Greg Carlson: Hi, this is Greg Carlson. I'm a mutual fund analyst with Morningstar. I'm joined today by Andy Stephens, the manager of Artisan Mid Cap Fund and Artisan Opportunistic Growth. He's also a co manager on Artisan Small Cap Fund. Andy, thanks for joining me today.
Andrew Stephens: Thanks for having me here, Greg.
Carlson: Andy, one of the notable things about this fund, which resides in Morningstar's mid-cap growth category, is that is has a pretty sizable allocation to tech stocks these days, which is fairly unusual compared to its history. Can you talk a little bit about the rationale for that in the areas that you're interested in within the sector?
Stephens: I guess we've never really thought about it from the top down and said we want to be this much in technology. It's just a couple of things, I think. One, we've found a number of very interesting trends in the world that we think are best manifested in some of these companies. Two, I think that tech has become almost a bad word, and it's a very distrusted area of the market. So I think relative to the benchmarks and to a lot of our peers, what we think is a very manageable sized weighting has begun to look quite large.
But the trends that we're looking at and what we think you need going forward are real secular drivers or things that can propel the profit cycles of these businesses beyond just a recovery in the economy. We think those are best found in innovative companies. When you add all that up, I guess we end up with a little bit of a bigger weighting in technology.
Carlson: Can you talk a little bit about the case in terms of valuations for tech? Obviously it's had a pretty poor decade in terms of performance. But we were, as we talked about earlier, working off some of the excesses of the bubble in '99 and 2000, and also it has performed quite well over the past year just bouncing off the bear market bottom.

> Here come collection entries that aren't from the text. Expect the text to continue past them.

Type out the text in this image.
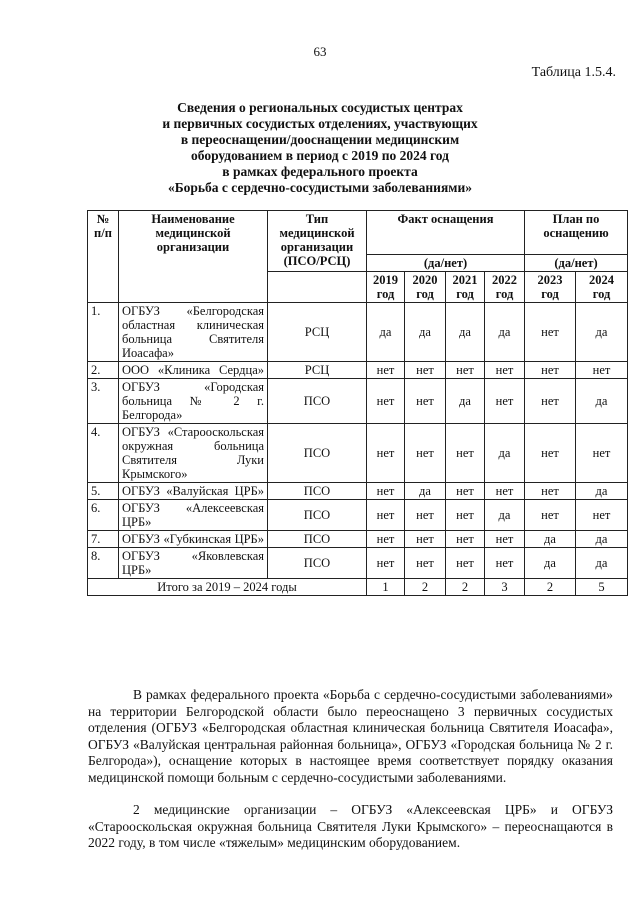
63
Таблица 1.5.4.
Сведения о региональных сосудистых центрах
и первичных сосудистых отделениях, участвующих
в переоснащении/дооснащении медицинским
оборудованием в период с 2019 по 2024 год
в рамках федерального проекта
«Борьба с сердечно-сосудистыми заболеваниями»
№ п/п	Наименование медицинской организации	Тип медицинской организации (ПСО/РСЦ)	Факт оснащения				План по оснащению	
			(да/нет)				(да/нет)	
			2019 год	2020 год	2021 год	2022 год	2023 год	2024 год
1.	ОГБУЗ «Белгородская областная клиническая больница Святителя Иоасафа»	РСЦ	да	да	да	да	нет	да
2.	ООО «Клиника Сердца»	РСЦ	нет	нет	нет	нет	нет	нет
3.	ОГБУЗ «Городская больница № 2 г. Белгорода»	ПСО	нет	нет	да	нет	нет	да
4.	ОГБУЗ «Старооскольская окружная больница Святителя Луки Крымского»	ПСО	нет	нет	нет	да	нет	нет
5.	ОГБУЗ «Валуйская ЦРБ»	ПСО	нет	да	нет	нет	нет	да
6.	ОГБУЗ «Алексеевская ЦРБ»	ПСО	нет	нет	нет	да	нет	нет
7.	ОГБУЗ «Губкинская ЦРБ»	ПСО	нет	нет	нет	нет	да	да
8.	ОГБУЗ «Яковлевская ЦРБ»	ПСО	нет	нет	нет	нет	да	да
Итого за 2019 – 2024 годы			1	2	2	3	2	5
В рамках федерального проекта «Борьба с сердечно-сосудистыми заболеваниями» на территории Белгородской области было переоснащено 3 первичных сосудистых отделения (ОГБУЗ «Белгородская областная клиническая больница Святителя Иоасафа», ОГБУЗ «Валуйская центральная районная больница», ОГБУЗ «Городская больница № 2 г. Белгорода»), оснащение которых в настоящее время соответствует порядку оказания медицинской помощи больным с сердечно-сосудистыми заболеваниями.
2 медицинские организации – ОГБУЗ «Алексеевская ЦРБ» и ОГБУЗ «Старооскольская окружная больница Святителя Луки Крымского» – переоснащаются в 2022 году, в том числе «тяжелым» медицинским оборудованием.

Stephens: Yes, it has performed quite well off the bottom, along with, honestly, most areas of the economy. I used this story earlier, but in 2000 technology was 51% of the Russell Midcap Growth. Everybody had to own it, and it had quite lofty valuation. Today it's about 14-15%, and we think it's quite reasonable on valuation. It's really been 10 years of working off that excess, but when you look at it just holistically we've seen work that says today the technology sector as a whole trades at about a 6.5% free cash flow yield, which is 300 basis points better than the 10-year Treasury, yet it's growing. It's free cash flow, growing earnings.
We think that maybe institutionally people have forgotten about technology, and yet we see some pretty compelling reasons to own it, if nothing other than businesses have become more and more dependent on their technology and they will continue to spend to keep up their technology. We think there's a big capital spending cycle coming, so it's quite inexpensive in our way of looking at things.
Carlson: So you're focusing in particular on some of the business-oriented ends of the sector, such as data storage, as we talked about.
Stephens: We are. We think there are some very big trends in technology that are compelling. Some of them have been in place for a while and are continuing to grow as the penetration goes up, things like server virtualization, which is now bleeding over into storage virtualization. As soon as you virtualize your servers, eventually you're going to have to virtualize your storage, and ultimately you'll virtually your desktop computers. That's a big trend where we see the combination of hardware and software making the IT role more seamless.
But there are other things in the consumer world that are also driving growth, and the biggest one we see is this move towards smart, mobile, connected devices--things like smartphones, and tablets, and iPads, and things of that nature where people are turning in their old cell phone to get more intelligence at their fingertips. That's a big trend that's just started, and it's global.